教育基本法「改正」に反対し、その廃案を求める
安部晋三首相は去る9月29日の所信表明演説で、教育改革を最重要課題の一つとして位置づけ、継続審議となっている教育基本法「改正」案の早期成立を目指すとした。この「改正」に関しては、教育関係者、関連学会等において反対声明が出され、また多くの自治体で慎重審議の決議がなされている。
戦前の国家が国民の精神や教育内容を統制し、侵略戦争に国民を動員し、日本とアジアの人々に計りしれない損害を与えた。教育は、「人格の完成」という教育本来の目的達成のために行われるべきであって、国家が政策目的実現のため教育を利用し統制することがあってはならない。現行教育基本法の前文で、日本国憲法に示された「民主的で文化的国家の建設」と「世界平和と人類の福祉への貢献」という理想の実現は、「根本において教育の力にまつべきもの」と教育のあり方を示している。

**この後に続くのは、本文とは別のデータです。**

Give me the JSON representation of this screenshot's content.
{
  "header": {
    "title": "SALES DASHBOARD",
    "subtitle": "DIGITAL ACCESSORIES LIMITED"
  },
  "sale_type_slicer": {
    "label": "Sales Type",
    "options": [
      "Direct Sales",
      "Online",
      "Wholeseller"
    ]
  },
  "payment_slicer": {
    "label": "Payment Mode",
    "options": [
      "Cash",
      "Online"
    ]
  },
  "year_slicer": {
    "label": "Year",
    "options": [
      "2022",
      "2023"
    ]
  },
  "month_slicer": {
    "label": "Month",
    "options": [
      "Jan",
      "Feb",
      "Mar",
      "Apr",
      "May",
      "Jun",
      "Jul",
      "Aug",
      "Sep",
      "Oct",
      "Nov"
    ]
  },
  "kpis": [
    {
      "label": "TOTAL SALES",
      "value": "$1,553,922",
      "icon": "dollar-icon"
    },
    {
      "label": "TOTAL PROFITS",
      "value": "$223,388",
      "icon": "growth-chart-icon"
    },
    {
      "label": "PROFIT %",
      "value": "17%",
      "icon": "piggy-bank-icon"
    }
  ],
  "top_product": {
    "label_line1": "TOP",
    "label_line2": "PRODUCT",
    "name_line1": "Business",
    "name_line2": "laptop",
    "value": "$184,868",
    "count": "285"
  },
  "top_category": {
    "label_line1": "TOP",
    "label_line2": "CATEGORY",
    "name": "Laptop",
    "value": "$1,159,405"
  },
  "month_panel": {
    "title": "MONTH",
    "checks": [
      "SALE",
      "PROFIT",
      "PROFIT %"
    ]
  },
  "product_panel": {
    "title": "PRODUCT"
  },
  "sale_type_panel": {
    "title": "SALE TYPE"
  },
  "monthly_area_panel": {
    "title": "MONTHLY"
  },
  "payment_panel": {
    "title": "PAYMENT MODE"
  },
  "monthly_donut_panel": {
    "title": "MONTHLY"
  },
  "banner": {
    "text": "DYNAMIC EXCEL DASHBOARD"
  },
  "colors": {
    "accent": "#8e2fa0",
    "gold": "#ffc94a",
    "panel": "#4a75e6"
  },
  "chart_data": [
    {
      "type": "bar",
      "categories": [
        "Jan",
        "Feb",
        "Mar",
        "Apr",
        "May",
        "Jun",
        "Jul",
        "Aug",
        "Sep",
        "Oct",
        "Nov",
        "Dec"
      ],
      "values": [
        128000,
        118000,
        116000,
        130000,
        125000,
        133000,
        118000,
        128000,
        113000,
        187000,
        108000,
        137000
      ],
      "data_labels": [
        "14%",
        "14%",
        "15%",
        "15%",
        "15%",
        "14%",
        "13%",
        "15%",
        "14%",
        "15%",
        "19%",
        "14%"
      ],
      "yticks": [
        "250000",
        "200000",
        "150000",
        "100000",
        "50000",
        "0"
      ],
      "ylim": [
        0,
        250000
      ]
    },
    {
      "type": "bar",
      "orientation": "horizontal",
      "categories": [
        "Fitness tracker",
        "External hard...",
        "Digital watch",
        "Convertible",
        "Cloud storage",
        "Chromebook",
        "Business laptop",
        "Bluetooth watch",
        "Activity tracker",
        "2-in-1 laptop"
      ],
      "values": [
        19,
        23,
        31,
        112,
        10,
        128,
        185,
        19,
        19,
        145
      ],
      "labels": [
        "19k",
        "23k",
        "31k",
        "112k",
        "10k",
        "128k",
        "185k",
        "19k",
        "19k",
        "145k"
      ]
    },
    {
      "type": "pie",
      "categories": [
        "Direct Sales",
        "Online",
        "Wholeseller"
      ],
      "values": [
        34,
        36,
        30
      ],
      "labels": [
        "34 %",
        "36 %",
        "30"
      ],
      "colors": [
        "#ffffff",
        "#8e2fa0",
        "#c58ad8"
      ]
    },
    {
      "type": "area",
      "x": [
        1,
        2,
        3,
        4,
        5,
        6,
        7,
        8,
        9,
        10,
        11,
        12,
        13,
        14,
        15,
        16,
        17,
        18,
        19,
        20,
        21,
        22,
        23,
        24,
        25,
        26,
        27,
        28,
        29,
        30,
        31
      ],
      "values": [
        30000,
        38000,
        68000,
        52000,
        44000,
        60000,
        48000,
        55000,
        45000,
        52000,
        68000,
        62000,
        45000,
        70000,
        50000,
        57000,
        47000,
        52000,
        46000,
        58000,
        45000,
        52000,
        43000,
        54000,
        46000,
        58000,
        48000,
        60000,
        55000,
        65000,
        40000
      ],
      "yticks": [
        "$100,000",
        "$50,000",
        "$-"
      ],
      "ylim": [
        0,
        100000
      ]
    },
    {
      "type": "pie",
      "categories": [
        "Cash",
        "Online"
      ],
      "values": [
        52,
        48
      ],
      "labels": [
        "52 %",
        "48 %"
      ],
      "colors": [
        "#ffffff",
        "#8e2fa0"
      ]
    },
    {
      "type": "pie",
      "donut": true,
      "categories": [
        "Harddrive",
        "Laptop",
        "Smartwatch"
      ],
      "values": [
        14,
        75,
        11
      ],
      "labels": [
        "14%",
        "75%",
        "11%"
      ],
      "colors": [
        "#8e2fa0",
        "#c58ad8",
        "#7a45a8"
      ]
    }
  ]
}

この「改正」案では、「教育の目的」の第2条において、教育目標を具体的内容の5項目にわたって「態度」として掲げている。これらの項目は、学習指導要領の道徳の項目に対応して、「道徳心」、「国を愛すること」、「伝統と文化の尊重」など内心に関わる項目を「態度」として、国民各人に備えさせるという重大な内容を含んでいる。この法案が成立すれば、「態度」を養うことを名目に、国旗の掲揚や、国歌斉唱、各種国家の行事等への参加が強制させられるおそれがある。第7条では、大学の規定が盛り込まれ、大学における研究成果を社会に提供することを目的とされており、これにより大学における教育研究が変質し、学問の自由、調和のある学術の発展が阻害される恐れがある。また現行法10条の「教育が不当な支配に服することなく、国民全体に対し直接責任を負って行われるべきもの」を「この法律及び他の法律の定めるところにより行われるべきもの」に変え、国家による教育の権力的統制を正当化するものにしている。第16条2項では、教育に関する総合的な施策の策定・実施権限を国に与えることにより、「教育振興基本計画」が作られ、全面的な政府による介入が進むことになる。このように今回の「改正」案は、現行法が掲げる教育の理念や目的とまったく異なる法案といわざるを得ない。
現在さまざまな教育問題が指摘されている。これらの問題が生じたのは、政府が教育基本法の精神を踏みにじり、その実現のための各種の教育条件整備を行ってこなかったのが原因ではないのか。今教育には、教育基本法の「改正」でなく、教育基本法にのっとった教育の実現こそが強く求められている。「改正」案の問題点を徹底的に明らかにして、廃案にすることを求めるものである。